TransCanada (TSX:TRP) plans to bury its pipe at least 7.6 metres below the Yellowstone riverbed, said company spokesman James Millar. The ExxonMobil line sits at just a fraction of that depth.

“If you have a higher water flow, or a faster moving river — and I believe that’s the situation they’ve had in Montana this spring — you have more natural protection because your pipeline is buried a lot deeper,” Millar said.

And TransCanada plans to use thicker pipe in sensitive areas, including the Yellowstone River crossing. It has also voluntarily agreed to 57 conditions recommended by the U.S. pipeline regulator, such as placing shut-off valves closer together, inspecting the line more frequently and burying the pipeline at a deeper depth than industry norms.

It’s too soon to tell what sort of increased regulatory scrutiny may arise from the Montana spill, Millar said, though the issue has been high on the industry’s radar since a high-profile spill on an Enbridge Inc. (TSX:ENB) pipeline in Michigan last summer.

“As an industry we need to look at any incident and learn from all incidents to ensure that pipeline infrastructure is as safe as it can be,” he said.
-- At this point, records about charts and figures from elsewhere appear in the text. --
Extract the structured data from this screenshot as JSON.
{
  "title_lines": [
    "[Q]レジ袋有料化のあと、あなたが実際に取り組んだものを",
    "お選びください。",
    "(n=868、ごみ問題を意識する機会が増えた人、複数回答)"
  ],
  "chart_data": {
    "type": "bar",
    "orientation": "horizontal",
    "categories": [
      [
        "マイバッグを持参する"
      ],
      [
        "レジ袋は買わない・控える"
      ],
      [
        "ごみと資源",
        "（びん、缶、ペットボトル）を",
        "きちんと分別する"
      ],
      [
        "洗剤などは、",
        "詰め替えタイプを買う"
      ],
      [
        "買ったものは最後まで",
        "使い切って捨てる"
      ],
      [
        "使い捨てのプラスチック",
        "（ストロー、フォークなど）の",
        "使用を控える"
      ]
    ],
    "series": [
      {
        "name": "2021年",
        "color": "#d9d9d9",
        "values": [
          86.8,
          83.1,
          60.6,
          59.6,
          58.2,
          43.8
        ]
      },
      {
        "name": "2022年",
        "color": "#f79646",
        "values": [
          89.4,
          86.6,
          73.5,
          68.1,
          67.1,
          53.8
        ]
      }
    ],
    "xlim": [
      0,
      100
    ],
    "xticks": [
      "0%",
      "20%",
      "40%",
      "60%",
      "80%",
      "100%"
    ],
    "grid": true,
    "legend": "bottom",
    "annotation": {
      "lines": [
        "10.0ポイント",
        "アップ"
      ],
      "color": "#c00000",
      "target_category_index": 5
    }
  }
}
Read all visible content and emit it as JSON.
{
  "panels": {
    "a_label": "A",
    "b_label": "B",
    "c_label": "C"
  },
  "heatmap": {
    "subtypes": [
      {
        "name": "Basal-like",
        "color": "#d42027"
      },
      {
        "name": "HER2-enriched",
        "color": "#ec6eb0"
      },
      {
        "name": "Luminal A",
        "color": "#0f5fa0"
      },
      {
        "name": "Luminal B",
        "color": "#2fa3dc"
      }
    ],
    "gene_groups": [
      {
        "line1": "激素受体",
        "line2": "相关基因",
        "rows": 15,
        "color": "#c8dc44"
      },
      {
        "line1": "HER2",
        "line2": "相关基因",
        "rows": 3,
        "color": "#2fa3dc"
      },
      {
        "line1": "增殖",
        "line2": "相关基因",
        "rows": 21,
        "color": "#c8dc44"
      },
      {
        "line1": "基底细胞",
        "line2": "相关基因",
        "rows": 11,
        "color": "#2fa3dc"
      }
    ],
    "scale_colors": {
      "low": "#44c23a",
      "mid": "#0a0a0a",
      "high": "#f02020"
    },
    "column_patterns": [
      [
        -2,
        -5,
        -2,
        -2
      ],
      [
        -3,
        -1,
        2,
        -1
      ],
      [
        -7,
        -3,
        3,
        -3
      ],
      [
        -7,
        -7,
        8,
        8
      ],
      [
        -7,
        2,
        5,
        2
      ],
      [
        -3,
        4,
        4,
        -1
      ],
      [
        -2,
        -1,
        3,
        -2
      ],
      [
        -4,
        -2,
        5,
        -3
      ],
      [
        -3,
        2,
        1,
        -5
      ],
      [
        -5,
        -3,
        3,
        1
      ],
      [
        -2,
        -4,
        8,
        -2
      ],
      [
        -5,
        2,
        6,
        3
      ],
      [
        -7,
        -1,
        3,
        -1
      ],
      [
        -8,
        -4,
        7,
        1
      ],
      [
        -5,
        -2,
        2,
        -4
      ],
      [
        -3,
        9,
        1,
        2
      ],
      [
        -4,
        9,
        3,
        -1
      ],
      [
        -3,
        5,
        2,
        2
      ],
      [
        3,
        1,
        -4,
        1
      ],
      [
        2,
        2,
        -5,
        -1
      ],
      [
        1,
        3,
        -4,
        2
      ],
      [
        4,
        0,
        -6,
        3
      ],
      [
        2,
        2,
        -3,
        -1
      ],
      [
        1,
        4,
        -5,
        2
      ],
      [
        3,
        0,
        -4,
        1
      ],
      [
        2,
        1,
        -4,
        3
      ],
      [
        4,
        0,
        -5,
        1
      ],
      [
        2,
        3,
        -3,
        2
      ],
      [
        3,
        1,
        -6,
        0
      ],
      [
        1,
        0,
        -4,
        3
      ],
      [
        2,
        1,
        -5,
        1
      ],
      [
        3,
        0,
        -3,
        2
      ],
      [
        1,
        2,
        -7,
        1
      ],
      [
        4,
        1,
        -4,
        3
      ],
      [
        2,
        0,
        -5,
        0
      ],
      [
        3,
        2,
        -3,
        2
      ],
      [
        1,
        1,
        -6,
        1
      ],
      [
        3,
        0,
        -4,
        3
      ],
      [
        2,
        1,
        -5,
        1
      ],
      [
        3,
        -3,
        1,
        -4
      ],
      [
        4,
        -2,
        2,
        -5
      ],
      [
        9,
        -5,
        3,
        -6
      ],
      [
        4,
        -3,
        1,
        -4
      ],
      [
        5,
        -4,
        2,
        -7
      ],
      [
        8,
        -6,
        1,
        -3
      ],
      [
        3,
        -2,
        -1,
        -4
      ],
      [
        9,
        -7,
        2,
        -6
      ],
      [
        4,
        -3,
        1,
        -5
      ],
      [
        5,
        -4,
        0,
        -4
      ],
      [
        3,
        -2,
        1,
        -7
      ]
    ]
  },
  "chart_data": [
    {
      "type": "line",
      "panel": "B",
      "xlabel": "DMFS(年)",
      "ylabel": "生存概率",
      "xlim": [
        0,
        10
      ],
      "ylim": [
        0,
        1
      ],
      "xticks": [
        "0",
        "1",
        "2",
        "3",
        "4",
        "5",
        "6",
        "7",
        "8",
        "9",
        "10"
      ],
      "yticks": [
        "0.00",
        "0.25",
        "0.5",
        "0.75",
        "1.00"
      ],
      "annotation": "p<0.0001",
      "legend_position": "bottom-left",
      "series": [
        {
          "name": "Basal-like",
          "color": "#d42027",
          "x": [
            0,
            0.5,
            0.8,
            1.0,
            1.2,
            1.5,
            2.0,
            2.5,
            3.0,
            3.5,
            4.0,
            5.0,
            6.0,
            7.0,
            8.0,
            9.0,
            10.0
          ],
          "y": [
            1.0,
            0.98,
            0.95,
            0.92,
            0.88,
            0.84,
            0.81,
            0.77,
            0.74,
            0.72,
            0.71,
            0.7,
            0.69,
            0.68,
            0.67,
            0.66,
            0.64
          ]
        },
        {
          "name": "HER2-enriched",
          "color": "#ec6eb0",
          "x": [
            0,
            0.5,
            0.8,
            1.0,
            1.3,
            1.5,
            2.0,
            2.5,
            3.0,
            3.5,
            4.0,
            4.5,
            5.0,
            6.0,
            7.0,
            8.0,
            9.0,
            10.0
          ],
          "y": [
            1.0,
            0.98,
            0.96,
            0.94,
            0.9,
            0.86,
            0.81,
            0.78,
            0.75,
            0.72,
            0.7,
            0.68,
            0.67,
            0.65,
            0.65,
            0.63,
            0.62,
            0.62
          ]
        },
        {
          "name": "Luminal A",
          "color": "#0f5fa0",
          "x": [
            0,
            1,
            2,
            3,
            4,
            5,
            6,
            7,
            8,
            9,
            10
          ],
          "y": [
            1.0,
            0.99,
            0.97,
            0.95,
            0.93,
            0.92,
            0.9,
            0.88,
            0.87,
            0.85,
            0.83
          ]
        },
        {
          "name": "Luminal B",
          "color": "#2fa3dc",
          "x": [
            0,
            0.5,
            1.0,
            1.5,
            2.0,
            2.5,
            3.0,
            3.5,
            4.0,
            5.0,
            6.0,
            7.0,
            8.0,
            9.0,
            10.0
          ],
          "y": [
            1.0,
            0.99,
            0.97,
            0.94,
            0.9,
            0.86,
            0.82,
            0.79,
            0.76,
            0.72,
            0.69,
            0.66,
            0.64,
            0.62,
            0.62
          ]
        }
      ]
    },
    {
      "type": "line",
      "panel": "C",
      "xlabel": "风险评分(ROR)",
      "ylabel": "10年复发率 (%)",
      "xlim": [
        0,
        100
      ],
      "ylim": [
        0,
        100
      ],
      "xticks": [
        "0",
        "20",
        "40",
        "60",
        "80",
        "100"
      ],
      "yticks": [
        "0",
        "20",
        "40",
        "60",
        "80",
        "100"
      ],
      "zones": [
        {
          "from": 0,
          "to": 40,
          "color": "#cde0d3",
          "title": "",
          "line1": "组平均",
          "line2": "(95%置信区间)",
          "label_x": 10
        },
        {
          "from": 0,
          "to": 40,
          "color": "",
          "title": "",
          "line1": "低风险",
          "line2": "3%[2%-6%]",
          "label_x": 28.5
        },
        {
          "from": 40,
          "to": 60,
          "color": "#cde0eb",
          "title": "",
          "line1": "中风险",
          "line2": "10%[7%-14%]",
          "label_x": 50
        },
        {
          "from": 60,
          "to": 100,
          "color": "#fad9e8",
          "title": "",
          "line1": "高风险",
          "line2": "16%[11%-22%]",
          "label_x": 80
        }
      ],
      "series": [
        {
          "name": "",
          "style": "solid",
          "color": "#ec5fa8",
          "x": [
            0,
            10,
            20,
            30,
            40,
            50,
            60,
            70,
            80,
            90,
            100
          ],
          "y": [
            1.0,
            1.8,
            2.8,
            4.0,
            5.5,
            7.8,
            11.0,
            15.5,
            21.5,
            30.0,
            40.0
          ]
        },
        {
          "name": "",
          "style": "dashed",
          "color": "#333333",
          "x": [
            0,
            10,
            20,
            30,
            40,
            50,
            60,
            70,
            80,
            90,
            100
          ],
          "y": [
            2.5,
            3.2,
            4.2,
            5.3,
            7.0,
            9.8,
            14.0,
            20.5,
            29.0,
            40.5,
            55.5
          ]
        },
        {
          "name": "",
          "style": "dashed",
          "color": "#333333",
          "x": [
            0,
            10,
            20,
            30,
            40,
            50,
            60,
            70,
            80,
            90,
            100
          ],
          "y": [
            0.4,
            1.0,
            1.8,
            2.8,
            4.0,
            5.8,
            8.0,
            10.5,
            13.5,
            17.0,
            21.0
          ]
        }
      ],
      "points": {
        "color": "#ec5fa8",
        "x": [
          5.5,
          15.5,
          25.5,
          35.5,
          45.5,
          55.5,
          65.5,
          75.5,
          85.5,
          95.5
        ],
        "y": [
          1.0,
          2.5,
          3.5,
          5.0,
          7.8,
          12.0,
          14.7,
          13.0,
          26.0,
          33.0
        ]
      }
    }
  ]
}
The U.S. State Department is expected to decide by the end of the year on whether to allow Keystone XL to be built, but Casey-Lefkowitz said the studies so far have not been thorough enough.

“I think that this weekend’s spill in the Yellowstone River should really be a wake-up call for the State Department that they cannot continue to move forward with the permitting process for the Keystone XL pipeline without making sure that they have the safety measures in hand,” she said.

If it’s approved in December, Keystone XL would have been mired in the regulatory process for 40 months, nearly double what’s usual for the industry, said Millar.

NRDC, and other environmental groups say the oilsands crude Keystone XL would carry is more corrosive and emits far more carbon than oil from elsewhere. However, studies cited by TransCanada and other industry players say oilsands crude is no different from the Venezuelan or Mexican oil Texas refineries have been using for years.

“Why would we invest US$13 billion in a pipeline and then put a product in that pipeline that is going to harm or destroy it? It just doesn’t make sense,” Millar said.